(1)
Die Anstalt arbeitet frühzeitig, spätestens sechs Monate vor dem voraussichtlichen Entlassungszeitpunkt, darauf hin, dass die Gefangenen über eine geeignete Unterbringung und eine Arbeits- oder Ausbildungsstelle verfügen sowie bei Bedarf in nachsorgende Maßnahmen vermittelt werden.
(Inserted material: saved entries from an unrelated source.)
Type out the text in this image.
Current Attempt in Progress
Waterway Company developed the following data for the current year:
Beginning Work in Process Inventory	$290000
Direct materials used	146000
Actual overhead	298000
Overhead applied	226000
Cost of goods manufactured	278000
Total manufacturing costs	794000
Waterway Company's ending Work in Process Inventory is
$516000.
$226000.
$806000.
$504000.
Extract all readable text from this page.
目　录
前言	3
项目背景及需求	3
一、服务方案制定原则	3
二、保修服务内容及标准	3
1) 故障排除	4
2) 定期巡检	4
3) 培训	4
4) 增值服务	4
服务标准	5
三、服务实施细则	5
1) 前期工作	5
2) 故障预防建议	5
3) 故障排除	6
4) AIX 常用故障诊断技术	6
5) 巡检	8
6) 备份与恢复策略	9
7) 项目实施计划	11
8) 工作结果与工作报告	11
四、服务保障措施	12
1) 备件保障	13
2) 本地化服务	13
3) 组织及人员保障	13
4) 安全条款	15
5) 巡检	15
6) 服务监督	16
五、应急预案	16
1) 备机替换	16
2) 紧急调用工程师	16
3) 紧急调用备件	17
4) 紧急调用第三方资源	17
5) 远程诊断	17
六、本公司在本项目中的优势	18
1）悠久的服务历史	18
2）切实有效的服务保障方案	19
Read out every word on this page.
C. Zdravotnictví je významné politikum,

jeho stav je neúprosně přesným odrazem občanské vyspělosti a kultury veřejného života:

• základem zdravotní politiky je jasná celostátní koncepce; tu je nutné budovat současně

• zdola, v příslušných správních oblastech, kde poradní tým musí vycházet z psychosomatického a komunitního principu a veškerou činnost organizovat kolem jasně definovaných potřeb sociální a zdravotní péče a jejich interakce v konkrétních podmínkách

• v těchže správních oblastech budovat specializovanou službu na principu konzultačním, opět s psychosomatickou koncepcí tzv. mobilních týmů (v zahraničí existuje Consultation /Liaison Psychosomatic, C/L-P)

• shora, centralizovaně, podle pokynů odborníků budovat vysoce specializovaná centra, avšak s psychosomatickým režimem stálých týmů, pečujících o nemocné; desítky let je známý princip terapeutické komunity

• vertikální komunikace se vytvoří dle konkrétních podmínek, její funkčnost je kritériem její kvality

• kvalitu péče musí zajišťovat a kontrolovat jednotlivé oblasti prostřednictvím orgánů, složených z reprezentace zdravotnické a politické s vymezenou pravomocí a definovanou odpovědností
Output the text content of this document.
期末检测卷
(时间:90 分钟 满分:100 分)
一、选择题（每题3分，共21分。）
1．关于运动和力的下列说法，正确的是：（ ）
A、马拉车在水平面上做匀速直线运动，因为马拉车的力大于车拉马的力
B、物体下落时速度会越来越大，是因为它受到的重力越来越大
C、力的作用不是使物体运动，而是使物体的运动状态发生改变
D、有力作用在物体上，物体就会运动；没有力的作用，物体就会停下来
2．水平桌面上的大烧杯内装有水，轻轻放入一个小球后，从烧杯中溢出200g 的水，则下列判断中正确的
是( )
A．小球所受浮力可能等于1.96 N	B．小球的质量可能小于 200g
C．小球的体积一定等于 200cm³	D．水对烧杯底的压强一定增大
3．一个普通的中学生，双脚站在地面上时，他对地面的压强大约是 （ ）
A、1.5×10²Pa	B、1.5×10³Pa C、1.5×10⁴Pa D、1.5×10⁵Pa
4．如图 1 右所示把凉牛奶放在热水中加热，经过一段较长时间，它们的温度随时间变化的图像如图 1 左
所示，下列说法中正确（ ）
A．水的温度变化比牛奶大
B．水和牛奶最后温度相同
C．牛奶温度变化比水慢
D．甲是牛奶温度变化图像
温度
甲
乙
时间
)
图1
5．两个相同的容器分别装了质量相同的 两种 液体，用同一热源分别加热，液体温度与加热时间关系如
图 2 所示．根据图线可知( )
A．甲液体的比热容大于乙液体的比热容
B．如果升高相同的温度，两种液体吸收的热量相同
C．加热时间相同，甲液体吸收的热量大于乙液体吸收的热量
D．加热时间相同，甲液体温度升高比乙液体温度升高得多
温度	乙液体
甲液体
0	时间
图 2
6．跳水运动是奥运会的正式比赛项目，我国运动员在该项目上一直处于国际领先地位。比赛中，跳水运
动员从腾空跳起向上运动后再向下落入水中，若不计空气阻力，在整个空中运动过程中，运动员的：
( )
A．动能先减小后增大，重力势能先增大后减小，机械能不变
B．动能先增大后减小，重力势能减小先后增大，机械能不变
Hierbei arbeitet sie mit Dritten (§ 7), insbesondere der Bewährungshilfe, den Führungsaufsichtsstellen und der freien Straffälligenhilfe zum Zwecke der sozialen und beruflichen Eingliederung der Gefangenen zusammen. Die Bewährungshilfe ist zu einer solchen Zusammenarbeit schon während des Vollzugs verpflichtet, um einen bestmöglichen Übergang der Betreuung zu gewährleisten.
(2)
Zur Vorbereitung der Entlassung sollen vollzugsöffnende Maßnahmen gewährt werden. § 13 Abs. 2 bis 4 und 7 sowie § 14 gelten entsprechend. Darüber hinaus können Gefangene in einer Abteilung oder Anstalt des Entlassungsvollzugs untergebracht werden.
(3)
Gefangenen kann Freistellung aus der Haft zur Entlassungsvorbereitung von insgesamt bis zu drei Monaten, in den Fällen des § 12 Abs. 1 von bis zu sechs Monaten gewährt werden. § 13 Abs. 2, 4, 5 und 7 gilt entsprechend. Freistellung aus der Haft nach § 13 Abs. 3 Nr. 4 wird hierauf angerechnet. Gefangenen sind geeignete Weisungen nach § 14 Abs. 1 zu erteilen. Die Gewährung kann davon abhängig gemacht werden, dass die Überwachung erteilter Weisungen mit Einwilligung der Gefangenen durch den Einsatz elektronischer Überwachungssysteme („elektronische Fußfessel“) unterstützt wird. Während der Entlassungsfreistellung werden die Gefangenen durch die Anstalt betreut.